Ho appena finito di leggere il volume di Assunata Scorpiniti “Calabria altrove” la cui copertina vedete riprodotta nella locandina a sinistra.
Lo avevo comprato un pò prevenuto: di agiografia sull’emigrazione italiana ne avevo abbastanza e speravo quindi di spendere quei soldi, (12 €), solo per rimpinguare la mia documentazione sull’argomento, da utilizzare a scuola con i ragazzi di quinta, o per prenderne alcuni spunti nell’ambito di una serie di articoli che avevo deciso di pubblicare su Laboratorio.
Mi sono invece ritrovato a leggerlo tutto d’un fiato, e con la sensazione che una sola lettura non basterà per poter assaporare quell’intima soddisfazione che si prova quando si legge qualcosa che ti avvince.
Forse perchè questo è uno di quei pochi casi in cui l’emigrazione non viene raccontata per interposta persona, ma dai protagonisti stessi, con quel linguaggio asciutto e senza fronzoli dei nostri contadini, braccianti, pescatori, artigiani.

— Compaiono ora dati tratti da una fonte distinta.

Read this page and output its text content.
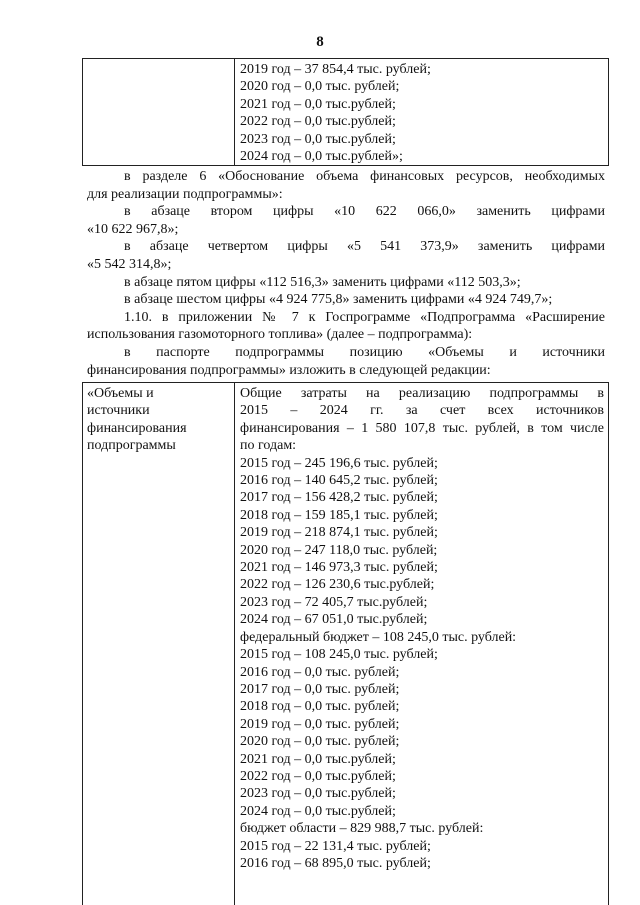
8
2019 год – 37 854,4 тыс. рублей;
2020 год – 0,0 тыс. рублей;
2021 год – 0,0 тыс.рублей;
2022 год – 0,0 тыс.рублей;
2023 год – 0,0 тыс.рублей;
2024 год – 0,0 тыс.рублей»;
в разделе 6 «Обоснование объема финансовых ресурсов, необходимых
для реализации подпрограммы»:
в абзаце втором цифры «10 622 066,0» заменить цифрами
«10 622 967,8»;
в абзаце четвертом цифры «5 541 373,9» заменить цифрами
«5 542 314,8»;
в абзаце пятом цифры «112 516,3» заменить цифрами «112 503,3»;
в абзаце шестом цифры «4 924 775,8» заменить цифрами «4 924 749,7»;
1.10. в приложении № 7 к Госпрограмме «Подпрограмма «Расширение
использования газомоторного топлива» (далее – подпрограмма):
в паспорте подпрограммы позицию «Объемы и источники
финансирования подпрограммы» изложить в следующей редакции:
«Объемы и
источники
финансирования
подпрограммы
Общие затраты на реализацию подпрограммы в
2015 – 2024 гг. за счет всех источников
финансирования – 1 580 107,8 тыс. рублей, в том числе
по годам:
2015 год – 245 196,6 тыс. рублей;
2016 год – 140 645,2 тыс. рублей;
2017 год – 156 428,2 тыс. рублей;
2018 год – 159 185,1 тыс. рублей;
2019 год – 218 874,1 тыс. рублей;
2020 год – 247 118,0 тыс. рублей;
2021 год – 146 973,3 тыс. рублей;
2022 год – 126 230,6 тыс.рублей;
2023 год – 72 405,7 тыс.рублей;
2024 год – 67 051,0 тыс.рублей;
федеральный бюджет – 108 245,0 тыс. рублей:
2015 год – 108 245,0 тыс. рублей;
2016 год – 0,0 тыс. рублей;
2017 год – 0,0 тыс. рублей;
2018 год – 0,0 тыс. рублей;
2019 год – 0,0 тыс. рублей;
2020 год – 0,0 тыс. рублей;
2021 год – 0,0 тыс.рублей;
2022 год – 0,0 тыс.рублей;
2023 год – 0,0 тыс.рублей;
2024 год – 0,0 тыс.рублей;
бюджет области – 829 988,7 тыс. рублей:
2015 год – 22 131,4 тыс. рублей;
2016 год – 68 895,0 тыс. рублей;
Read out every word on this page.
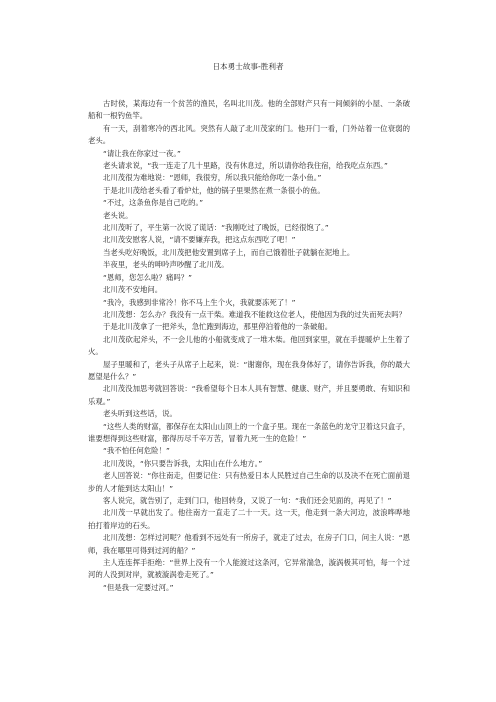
日本勇士故事-胜利者

古时侯，某海边有一个贫苦的渔民，名叫北川茂。他的全部财产只有一间倾斜的小屋、一条破船和一根钓鱼竿。

有一天，刮着寒冷的西北风。突然有人敲了北川茂家的门。他开门一看，门外站着一位衰弱的老头。

“请让我在你家过一夜。”

老头请求说，“我一连走了几十里路，没有休息过，所以请你给我住宿，给我吃点东西。”

北川茂很为难地说：“恩师，我很穷，所以我只能给你吃一条小鱼。”

于是北川茂给老头看了看炉灶，他的锅子里果然在煮一条很小的鱼。

“不过，这条鱼你是自己吃的。”

老头说。

北川茂听了，平生第一次说了谎话：“我刚吃过了晚饭，已经很饱了。”

北川茂安慰客人说，“请不要嫌弃我，把这点东西吃了吧！”

当老头吃好晚饭，北川茂把他安置到席子上，而自己饿着肚子就躺在泥地上。

半夜里，老头的呻吟声吵醒了北川茂。

“恩师，您怎么啦？痛吗？”

北川茂不安地问。

“我冷，我感到非常冷！你不马上生个火，我就要冻死了！”

北川茂想：怎么办？我没有一点干柴。难道我不能救这位老人，使他因为我的过失而死去吗？

于是北川茂拿了一把斧头，急忙跑到海边，那里停泊着他的一条破船。

北川茂砍起斧头，不一会儿他的小船就变成了一堆木柴。他回到家里，就在手提暖炉上生着了火。

屋子里暖和了，老头子从席子上起来，说：“谢谢你，现在我身体好了，请你告诉我，你的最大愿望是什么？”

北川茂没加思考就回答说：“我希望每个日本人具有智慧、健康、财产，并且要勇敢、有知识和乐观。”

老头听到这些话，说。

“这些人类的财富，都保存在太阳山山顶上的一个盒子里。现在一条蓝色的龙守卫着这只盒子，谁要想得到这些财富，都得历尽千辛万苦，冒着九死一生的危险！”

“我不怕任何危险！”

北川茂说，“你只要告诉我，太阳山在什么地方。”

老人回答说：“你往南走，但要记住：只有热爱日本人民胜过自己生命的以及决不在死亡面前退步的人才能到达太阳山！”

客人说完，就告别了，走到门口，他回转身，又说了一句：“我们还会见面的，再见了！”

北川茂一早就出发了。他往南方一直走了二十一天。这一天，他走到一条大河边，波浪哗哗地拍打着岸边的石头。

北川茂想：怎样过河呢？他看到不远处有一所房子，就走了过去，在房子门口，问主人说：“恩师，我在哪里可得到过河的船？”

主人连连挥手拒绝：“世界上没有一个人能渡过这条河，它异常湍急，漩涡极其可怕，每一个过河的人没到对岸，就被漩涡卷走死了。”

“但是我一定要过河。”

La Scorpiniti è riuscita a scrivere un libro senza tentare di emergere: le sue considerazioni si limitano all’essenziale. Il suo è un lavoro a monte, nella ricerca dei protagonisti, nella regia degli interventi e come il regista che non appare mai in palcoscenico, lei riesce a parlare attraverso i suoi attori utilizzati da neorealistici personaggi della strada, con la loro carica di umanità ma anche con la loro naturale semplicità.
Non è l’eroismo che emerge in queste pagine, non è “la conquista del west” dei Calabresi, ma la loro storia minima, fatta anche di atti di eroismo, ma soprattutto di vita quotidiana, di aspirazioni semplici, di pensieri elementari, di considerazioni schive sui loro risultati.
Tutti i personaggi di questo libro sono coscienti di aver fatto qualcosa di grande per loro stssi e le loro famiglie ed è di questo che vanno orgogliosi; si esaltano al pensiero del ruolo di “pionieri” che, anche senza volerlo, hanno assunto, ma non lo fanno con il cipiglio di chi pretende per questo riconoscenza: fare il proprio dovere, lavorare per vivere e aiutare gli altri, sacrificarsi per la famiglia e per gli amici, sopravvivere anche difronte all’ignoto, era, per i Calabresi del secolo scorso e dei secoli precedenti un dovere prima di tutto, e solo accidentalmente, un merito.
La scrittrice li lascia liberi di raccontarsi, di spiegare, attraverso il libro come megafono di fortuna, quello che erano, quello che sono, quello che avrebbero voluto essere, quello che non sono riusciti a realizzare. E’, per me, la forza di questo libro: l’emigrazione raccontata dagli emigranti. Non a coloro che sono rimasti, che a loro l’hanno raccontata centinaia di volte, ma a quelle nuove generazioni che, specialmente i Calabria, sembrano volerla rimuovere come qualcosa da celebrare ma da non prendere a modello.
I continui riferimenti che gli emigranti di Cariati fanno ai nuovi migranti, il rispetto che ci invitano ad avere per questi nuovi “terroni” del mondo è la migliore lezione sui nuovi razzismi che si possono dare ai nostri ragazzi e a quanti si voltano dall’altra parte quando incontrano un Albanese.
Adottare un libro come questo nelle nostre scuole, servirebbe molto di più di tanti altri, pieni di astruse teorie sociali, a formare quella comprenzione della diversità così necessaria nel mondo della globalizzazione.
Ma al fondo di tutto questo c’è, almeno per quanto mi riguarda, il merito principale di Assunta Scorpiniti: quello di essere riuscita a far raccontare le loro storie a gente tradizionalmente schiva che da sempre è abituata a raccontarsi solo nella ristretta cerchia del proprio nucleo familiare, o tra gli amici in piazza. Solo una persona che riesce ad entrare in intimità con queste persone, che riesce a parlare e comportarsi tilizzando la stessa lunghezza d’onda, può riuscire a far questo. E questo significa anche, riuscire ad utilizzare gli strumenti della tradizione orale che non saranno più utili per il giornalismo gridato e multimediale (sic!) ma riescono ancora ad emozionare e ad emozionarci.